She then leaps upon her horse Grane,
and with one bound rides into the towering flames. The Rhine, which has
overflowed its banks, now invades the hall. Hagen dashes into the flood
in search of the ring, but the Rhine-maidens have been before him.
Flosshilde, who has rescued the ring from the ashes of the pyre, holds
it exultantly aloft, while Wellgunde and Woglinde drag Hagen down to the
depths. Meanwhile a ruddy glow has overspread the heavens behind.

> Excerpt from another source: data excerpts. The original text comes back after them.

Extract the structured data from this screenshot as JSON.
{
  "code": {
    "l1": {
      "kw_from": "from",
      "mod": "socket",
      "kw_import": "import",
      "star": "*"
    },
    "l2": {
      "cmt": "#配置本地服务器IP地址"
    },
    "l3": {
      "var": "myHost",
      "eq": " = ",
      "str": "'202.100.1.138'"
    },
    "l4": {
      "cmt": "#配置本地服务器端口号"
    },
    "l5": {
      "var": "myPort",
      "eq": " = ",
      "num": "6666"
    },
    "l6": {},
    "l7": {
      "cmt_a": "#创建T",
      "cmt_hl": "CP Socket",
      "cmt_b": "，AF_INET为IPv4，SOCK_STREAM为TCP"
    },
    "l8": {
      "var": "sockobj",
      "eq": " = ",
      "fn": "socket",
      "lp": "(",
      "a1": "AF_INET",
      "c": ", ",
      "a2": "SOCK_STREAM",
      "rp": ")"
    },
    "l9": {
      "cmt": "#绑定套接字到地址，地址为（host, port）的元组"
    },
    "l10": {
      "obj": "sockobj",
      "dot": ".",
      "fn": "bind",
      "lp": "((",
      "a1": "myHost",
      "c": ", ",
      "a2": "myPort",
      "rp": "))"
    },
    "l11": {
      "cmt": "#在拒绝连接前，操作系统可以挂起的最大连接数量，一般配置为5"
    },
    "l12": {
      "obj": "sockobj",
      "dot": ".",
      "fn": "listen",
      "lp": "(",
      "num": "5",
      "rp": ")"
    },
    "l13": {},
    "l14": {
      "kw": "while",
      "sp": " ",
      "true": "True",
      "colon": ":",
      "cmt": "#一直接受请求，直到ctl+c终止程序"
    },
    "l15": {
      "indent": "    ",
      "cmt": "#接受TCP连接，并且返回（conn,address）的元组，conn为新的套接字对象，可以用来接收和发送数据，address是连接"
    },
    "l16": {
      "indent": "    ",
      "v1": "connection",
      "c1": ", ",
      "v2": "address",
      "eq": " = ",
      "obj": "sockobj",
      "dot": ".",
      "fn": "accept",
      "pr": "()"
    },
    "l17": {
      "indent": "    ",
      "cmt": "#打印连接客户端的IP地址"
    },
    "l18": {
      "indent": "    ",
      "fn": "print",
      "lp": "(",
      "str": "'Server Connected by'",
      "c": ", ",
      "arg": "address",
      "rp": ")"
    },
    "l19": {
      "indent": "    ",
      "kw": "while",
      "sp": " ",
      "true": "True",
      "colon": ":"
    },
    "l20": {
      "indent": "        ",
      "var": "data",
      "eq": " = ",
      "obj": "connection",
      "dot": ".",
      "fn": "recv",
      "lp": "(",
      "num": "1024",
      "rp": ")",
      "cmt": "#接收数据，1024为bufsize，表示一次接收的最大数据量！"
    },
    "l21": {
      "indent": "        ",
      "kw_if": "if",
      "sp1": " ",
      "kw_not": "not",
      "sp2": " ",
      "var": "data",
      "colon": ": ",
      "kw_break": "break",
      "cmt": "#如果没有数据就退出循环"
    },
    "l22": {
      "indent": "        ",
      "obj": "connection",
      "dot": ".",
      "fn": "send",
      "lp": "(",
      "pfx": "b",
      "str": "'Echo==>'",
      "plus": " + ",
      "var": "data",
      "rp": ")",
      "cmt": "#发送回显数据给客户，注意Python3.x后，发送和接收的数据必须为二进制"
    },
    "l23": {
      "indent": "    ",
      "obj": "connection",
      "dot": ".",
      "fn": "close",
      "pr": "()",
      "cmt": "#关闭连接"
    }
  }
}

Valhalla is burning, and the gods in calm resignation await their final
annihilation. The old order yields, giving place to the new. The
ancient heaven, sapped by the lust of gold, has crumbled, and a new
world, founded upon self-sacrificing love, rises from its ashes to usher
in the era of freedom.
'Goetterdaemmerung' is prevented by its portentous length from ever
becoming popular to the same extent as Wagner's other works, but it
contains some of the noblest music he ever wrote. The final scene, for
sublimity of conception and grandeur of execution, remains unequalled in
the whole series of his writings. It fitly gathers together the many
threads of that vast fabric, 'Der Ring des Nibelungen.' Saint Saens says
of it that 'from the elevation of the last act of "Goetterdaemmerung," the
whole work appears, in its almost supernatural grandeur, like the chain
of the Alps seen from the summit of Mont Blanc.